I’ve been reading Reinhold Niebuhr’s Moral Man and Immoral Society, published in 1932, and I’ve been surprised by his use of commas.  He uses them before restrictive relative clauses, between subjects and verbs, before or after long constructions.  If one reads some of his sentences aloud, they work well, and at least some of the odd commas seem to mark pauses.  What surprised me was that by the 1930s comma use had fairly well stabilized, and here’s a major writer who does what he wants with them.

Herb

From: Assembly for the Teaching of English Grammar [mailto:[log in to unmask]] On Behalf Of Paul E. Doniger
Sent: 2009-03-19 06:17
To: [log in to unmask]
Subject: Re: Sonnet grammar analysis help

It looks like the punctuation in Scott's copy of the sonnet matches the _Riverside Shakespeare_, which is a good edition, but even in a good edition, punctuation of Elizabethan textx is open to many questions. This is especially true of not only semi-colons, but also of commas. It seems clear that most of the punctuation of the various quartos & folios is the work of their editors rather than the author, whose actual intent must always be interpreted.

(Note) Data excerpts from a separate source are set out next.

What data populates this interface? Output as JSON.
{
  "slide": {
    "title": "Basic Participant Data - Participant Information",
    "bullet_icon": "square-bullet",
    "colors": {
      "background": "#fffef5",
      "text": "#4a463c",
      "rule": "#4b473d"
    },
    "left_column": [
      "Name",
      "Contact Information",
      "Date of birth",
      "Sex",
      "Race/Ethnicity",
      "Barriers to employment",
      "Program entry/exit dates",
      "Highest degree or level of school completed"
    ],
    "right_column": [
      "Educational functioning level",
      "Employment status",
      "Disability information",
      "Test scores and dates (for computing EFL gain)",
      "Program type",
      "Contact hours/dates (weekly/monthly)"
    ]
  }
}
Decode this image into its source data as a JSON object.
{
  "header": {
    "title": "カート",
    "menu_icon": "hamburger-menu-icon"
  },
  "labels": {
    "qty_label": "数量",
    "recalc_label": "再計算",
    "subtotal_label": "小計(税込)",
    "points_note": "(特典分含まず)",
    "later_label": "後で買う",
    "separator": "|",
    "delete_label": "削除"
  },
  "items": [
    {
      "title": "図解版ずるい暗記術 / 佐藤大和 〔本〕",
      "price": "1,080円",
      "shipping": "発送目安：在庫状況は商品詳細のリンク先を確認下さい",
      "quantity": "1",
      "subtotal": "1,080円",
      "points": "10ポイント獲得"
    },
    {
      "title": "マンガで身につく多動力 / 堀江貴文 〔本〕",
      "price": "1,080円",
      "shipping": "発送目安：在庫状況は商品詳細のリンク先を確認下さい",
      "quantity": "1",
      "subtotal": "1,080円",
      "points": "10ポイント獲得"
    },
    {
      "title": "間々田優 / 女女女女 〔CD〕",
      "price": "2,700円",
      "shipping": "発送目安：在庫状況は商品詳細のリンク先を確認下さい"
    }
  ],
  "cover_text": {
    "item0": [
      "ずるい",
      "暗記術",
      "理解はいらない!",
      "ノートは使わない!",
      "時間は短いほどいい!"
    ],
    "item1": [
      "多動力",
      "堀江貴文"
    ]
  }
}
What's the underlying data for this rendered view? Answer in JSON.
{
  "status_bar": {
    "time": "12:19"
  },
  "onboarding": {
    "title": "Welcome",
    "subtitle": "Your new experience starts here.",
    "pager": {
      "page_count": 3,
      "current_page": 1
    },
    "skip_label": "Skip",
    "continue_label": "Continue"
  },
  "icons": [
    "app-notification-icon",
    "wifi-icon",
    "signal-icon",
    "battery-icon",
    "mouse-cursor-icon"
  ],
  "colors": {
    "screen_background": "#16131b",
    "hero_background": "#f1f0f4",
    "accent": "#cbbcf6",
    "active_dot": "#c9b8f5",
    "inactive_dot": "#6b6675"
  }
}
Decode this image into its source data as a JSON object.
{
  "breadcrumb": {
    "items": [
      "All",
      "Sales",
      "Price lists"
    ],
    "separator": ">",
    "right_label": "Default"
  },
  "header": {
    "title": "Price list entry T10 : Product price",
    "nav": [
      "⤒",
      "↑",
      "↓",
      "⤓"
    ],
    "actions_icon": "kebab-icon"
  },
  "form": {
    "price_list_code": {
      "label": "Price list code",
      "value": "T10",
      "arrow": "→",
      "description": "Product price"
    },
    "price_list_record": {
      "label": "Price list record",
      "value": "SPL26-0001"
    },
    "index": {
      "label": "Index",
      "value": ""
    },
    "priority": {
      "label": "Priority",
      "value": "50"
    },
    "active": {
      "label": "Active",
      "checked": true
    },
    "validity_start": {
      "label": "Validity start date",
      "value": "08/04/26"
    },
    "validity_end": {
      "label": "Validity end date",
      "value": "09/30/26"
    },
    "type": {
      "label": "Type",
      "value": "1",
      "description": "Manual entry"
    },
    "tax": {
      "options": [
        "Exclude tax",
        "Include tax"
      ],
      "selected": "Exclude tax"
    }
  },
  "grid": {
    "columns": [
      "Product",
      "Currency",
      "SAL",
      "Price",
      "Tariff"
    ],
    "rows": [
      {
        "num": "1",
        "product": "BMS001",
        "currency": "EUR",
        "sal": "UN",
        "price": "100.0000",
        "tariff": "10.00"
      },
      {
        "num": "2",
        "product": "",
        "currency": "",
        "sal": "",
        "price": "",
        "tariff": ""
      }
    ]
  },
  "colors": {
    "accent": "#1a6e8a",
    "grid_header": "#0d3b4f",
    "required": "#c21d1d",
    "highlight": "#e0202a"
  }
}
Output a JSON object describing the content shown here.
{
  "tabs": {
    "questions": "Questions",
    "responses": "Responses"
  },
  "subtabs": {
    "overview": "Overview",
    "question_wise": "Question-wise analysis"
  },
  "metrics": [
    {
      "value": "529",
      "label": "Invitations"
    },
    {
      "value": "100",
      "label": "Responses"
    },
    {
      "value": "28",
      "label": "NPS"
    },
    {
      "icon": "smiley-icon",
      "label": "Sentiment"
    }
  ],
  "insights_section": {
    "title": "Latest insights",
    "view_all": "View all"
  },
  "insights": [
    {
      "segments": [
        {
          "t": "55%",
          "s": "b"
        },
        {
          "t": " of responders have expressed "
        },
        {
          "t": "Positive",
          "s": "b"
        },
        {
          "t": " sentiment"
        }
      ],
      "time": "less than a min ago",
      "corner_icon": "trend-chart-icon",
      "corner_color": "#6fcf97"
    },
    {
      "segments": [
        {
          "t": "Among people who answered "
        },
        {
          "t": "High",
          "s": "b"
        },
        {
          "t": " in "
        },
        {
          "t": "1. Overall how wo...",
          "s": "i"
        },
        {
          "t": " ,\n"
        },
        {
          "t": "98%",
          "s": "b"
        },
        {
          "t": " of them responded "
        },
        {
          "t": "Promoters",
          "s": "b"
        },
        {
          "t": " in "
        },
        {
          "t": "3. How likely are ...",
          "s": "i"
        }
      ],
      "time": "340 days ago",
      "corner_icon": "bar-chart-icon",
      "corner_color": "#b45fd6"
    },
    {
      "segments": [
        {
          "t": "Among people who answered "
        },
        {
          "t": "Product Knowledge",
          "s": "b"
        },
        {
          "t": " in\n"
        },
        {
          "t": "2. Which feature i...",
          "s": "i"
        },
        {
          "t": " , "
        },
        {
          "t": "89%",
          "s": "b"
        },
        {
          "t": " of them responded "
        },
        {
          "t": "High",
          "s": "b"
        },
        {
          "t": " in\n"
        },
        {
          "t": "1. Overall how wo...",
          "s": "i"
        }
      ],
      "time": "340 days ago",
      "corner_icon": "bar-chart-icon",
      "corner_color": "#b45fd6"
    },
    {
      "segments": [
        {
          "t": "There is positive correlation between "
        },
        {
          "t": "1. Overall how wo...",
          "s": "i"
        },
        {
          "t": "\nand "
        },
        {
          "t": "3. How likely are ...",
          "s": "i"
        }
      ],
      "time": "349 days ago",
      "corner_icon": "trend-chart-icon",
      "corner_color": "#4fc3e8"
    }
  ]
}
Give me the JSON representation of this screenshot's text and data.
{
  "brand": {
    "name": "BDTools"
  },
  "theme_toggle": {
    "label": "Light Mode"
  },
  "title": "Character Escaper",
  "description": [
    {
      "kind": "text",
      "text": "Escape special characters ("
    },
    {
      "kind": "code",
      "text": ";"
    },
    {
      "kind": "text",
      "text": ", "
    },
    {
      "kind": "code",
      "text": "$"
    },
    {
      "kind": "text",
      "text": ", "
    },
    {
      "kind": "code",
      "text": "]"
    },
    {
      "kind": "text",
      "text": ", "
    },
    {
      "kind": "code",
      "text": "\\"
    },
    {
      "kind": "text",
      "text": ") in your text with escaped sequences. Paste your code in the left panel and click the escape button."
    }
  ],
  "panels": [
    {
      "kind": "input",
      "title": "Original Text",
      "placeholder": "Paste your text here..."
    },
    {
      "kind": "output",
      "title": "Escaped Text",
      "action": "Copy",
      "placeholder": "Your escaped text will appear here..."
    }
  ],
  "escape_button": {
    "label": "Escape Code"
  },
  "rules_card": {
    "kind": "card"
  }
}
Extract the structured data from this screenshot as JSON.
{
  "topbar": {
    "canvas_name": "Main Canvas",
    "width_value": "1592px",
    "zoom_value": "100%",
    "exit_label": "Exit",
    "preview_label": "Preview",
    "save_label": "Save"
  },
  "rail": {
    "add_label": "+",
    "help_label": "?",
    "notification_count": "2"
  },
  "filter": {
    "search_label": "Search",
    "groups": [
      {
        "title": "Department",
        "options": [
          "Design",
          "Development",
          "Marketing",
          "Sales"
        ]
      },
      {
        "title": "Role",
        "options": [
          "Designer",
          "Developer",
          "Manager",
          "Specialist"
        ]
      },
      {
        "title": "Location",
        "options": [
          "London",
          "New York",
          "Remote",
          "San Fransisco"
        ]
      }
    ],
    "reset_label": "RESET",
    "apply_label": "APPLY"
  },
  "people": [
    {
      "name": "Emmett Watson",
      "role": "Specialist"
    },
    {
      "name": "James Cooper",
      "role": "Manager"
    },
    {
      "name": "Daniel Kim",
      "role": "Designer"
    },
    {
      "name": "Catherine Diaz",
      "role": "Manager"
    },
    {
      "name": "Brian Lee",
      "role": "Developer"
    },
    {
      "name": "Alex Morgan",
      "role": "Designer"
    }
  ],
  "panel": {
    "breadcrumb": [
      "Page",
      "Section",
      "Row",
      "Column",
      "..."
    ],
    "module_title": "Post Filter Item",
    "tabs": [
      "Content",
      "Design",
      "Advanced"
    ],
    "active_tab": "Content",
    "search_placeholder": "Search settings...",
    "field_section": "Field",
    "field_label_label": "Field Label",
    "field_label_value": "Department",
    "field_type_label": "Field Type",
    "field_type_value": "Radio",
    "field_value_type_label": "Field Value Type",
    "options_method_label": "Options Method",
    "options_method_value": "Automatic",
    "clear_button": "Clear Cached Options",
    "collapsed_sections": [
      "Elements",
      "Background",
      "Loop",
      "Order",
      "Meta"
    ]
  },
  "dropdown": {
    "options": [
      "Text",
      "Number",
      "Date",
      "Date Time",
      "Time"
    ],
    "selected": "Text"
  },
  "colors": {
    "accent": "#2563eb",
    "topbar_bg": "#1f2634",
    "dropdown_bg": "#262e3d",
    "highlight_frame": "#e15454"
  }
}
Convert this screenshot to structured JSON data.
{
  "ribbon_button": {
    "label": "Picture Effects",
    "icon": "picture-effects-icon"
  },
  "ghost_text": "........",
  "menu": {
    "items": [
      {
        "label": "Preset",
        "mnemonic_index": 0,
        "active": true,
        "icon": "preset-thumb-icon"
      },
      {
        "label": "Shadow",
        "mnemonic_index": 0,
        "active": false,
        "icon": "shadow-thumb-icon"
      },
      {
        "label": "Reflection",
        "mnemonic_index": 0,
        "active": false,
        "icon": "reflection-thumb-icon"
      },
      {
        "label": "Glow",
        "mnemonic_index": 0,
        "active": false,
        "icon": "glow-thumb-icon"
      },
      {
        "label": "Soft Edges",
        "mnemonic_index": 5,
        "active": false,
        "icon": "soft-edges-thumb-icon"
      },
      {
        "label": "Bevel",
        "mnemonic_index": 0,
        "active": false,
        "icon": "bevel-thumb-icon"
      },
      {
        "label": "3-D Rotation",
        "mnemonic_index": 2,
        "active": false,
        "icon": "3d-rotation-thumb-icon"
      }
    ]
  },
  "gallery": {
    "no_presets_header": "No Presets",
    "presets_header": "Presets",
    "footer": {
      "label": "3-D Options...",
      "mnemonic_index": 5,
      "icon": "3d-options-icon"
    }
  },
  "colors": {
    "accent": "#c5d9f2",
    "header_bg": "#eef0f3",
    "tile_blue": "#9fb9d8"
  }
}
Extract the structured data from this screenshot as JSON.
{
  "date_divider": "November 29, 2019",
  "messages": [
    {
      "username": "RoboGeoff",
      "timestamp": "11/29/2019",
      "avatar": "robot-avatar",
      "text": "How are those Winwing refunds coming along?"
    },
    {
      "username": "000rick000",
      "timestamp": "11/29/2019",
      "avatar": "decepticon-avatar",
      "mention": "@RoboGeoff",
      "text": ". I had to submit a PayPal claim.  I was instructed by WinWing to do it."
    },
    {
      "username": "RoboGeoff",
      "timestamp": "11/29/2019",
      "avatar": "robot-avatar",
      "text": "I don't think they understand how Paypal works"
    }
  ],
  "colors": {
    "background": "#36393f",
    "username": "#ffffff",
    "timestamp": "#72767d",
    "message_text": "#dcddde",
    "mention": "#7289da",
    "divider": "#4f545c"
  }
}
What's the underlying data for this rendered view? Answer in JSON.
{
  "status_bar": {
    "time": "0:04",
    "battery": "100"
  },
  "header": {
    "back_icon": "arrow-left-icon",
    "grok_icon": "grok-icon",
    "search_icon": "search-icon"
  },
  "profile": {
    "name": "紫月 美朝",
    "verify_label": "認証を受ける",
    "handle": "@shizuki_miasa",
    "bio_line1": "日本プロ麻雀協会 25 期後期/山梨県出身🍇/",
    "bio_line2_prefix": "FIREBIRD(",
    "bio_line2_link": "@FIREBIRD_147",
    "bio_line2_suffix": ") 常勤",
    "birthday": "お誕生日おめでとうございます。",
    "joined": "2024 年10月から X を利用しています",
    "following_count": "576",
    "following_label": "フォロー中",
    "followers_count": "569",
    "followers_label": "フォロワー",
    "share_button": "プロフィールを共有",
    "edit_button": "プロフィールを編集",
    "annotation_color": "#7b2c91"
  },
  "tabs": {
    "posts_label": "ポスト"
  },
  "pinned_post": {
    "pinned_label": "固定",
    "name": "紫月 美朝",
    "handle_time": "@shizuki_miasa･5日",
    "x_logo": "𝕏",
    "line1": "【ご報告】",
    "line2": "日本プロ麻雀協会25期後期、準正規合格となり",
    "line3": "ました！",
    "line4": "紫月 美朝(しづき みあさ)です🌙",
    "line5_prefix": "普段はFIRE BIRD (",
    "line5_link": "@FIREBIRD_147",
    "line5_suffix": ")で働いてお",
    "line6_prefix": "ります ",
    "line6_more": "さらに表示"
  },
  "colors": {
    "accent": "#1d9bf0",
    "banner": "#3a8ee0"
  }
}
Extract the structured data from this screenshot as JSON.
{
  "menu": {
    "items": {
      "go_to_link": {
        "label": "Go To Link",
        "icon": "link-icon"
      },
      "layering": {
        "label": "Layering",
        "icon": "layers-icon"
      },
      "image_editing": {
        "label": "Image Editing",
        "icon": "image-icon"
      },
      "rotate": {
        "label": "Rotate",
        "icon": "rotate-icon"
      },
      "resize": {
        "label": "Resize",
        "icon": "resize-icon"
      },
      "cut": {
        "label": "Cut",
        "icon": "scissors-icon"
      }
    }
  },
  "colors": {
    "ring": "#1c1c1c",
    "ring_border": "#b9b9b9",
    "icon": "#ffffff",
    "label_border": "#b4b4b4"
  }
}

It's curious that this came up just as my students are finishing up their study of Jane Austen's _Pride & Prejudice_. We had a discussion the other day about Austen's use of commas, especially how they often seem so very different from from the basic comma rules of today and how confusing it sometimes is to the students.



And yes, navigating through W.S.'s meanings is very satisfying -- and doing so as an actor is not so very different for me as doing so as an English teacher. I'd love to go back four hundred years and listen to Shakespeare's actors rehearsing his texts.



Paul


"If this were play'd upon a stage now, I could condemn it as an improbable fiction" (_Twelfth Night_ 3.4.127-128).
________________________________
From: "STAHLKE, HERBERT F" <[log in to unmask]>
To: [log in to unmask]
Sent: Wednesday, March 18, 2009 8:23:36 PM
Subject: Re: Sonnet grammar analysis help
Ed and Paul,

I don’t know who edited the edition Scott is using, but you are clearly right that the semi-colons are open to question.  I think a modern editor was trying to encode sentence structure into a sonnet that would cause problems for students.  Doing so is always risky since building in structure is also building in meaning.  I think the editor got it right, but I’d feel more comfortable with Shakespeare’s punctuation, at least as we have it in the 1609 edition.  The sonnets should be read aloud, and a first reading is inevitably rough.  It takes a few tries and some thought to read it in a way that makes good sense and hangs together well, even if it isn’t necessarily the sense Shakespeare’s contemporaries would have made of it.

I agree, Paul, that the “then” is the hinge on which the sonnet turns.

Any time I’ve sat down with a Shakespeare sonnet, I’ve found working out the meaning and how he achieves his very remarkable effects a very satisfying effort.  And sometimes it is a bit of work.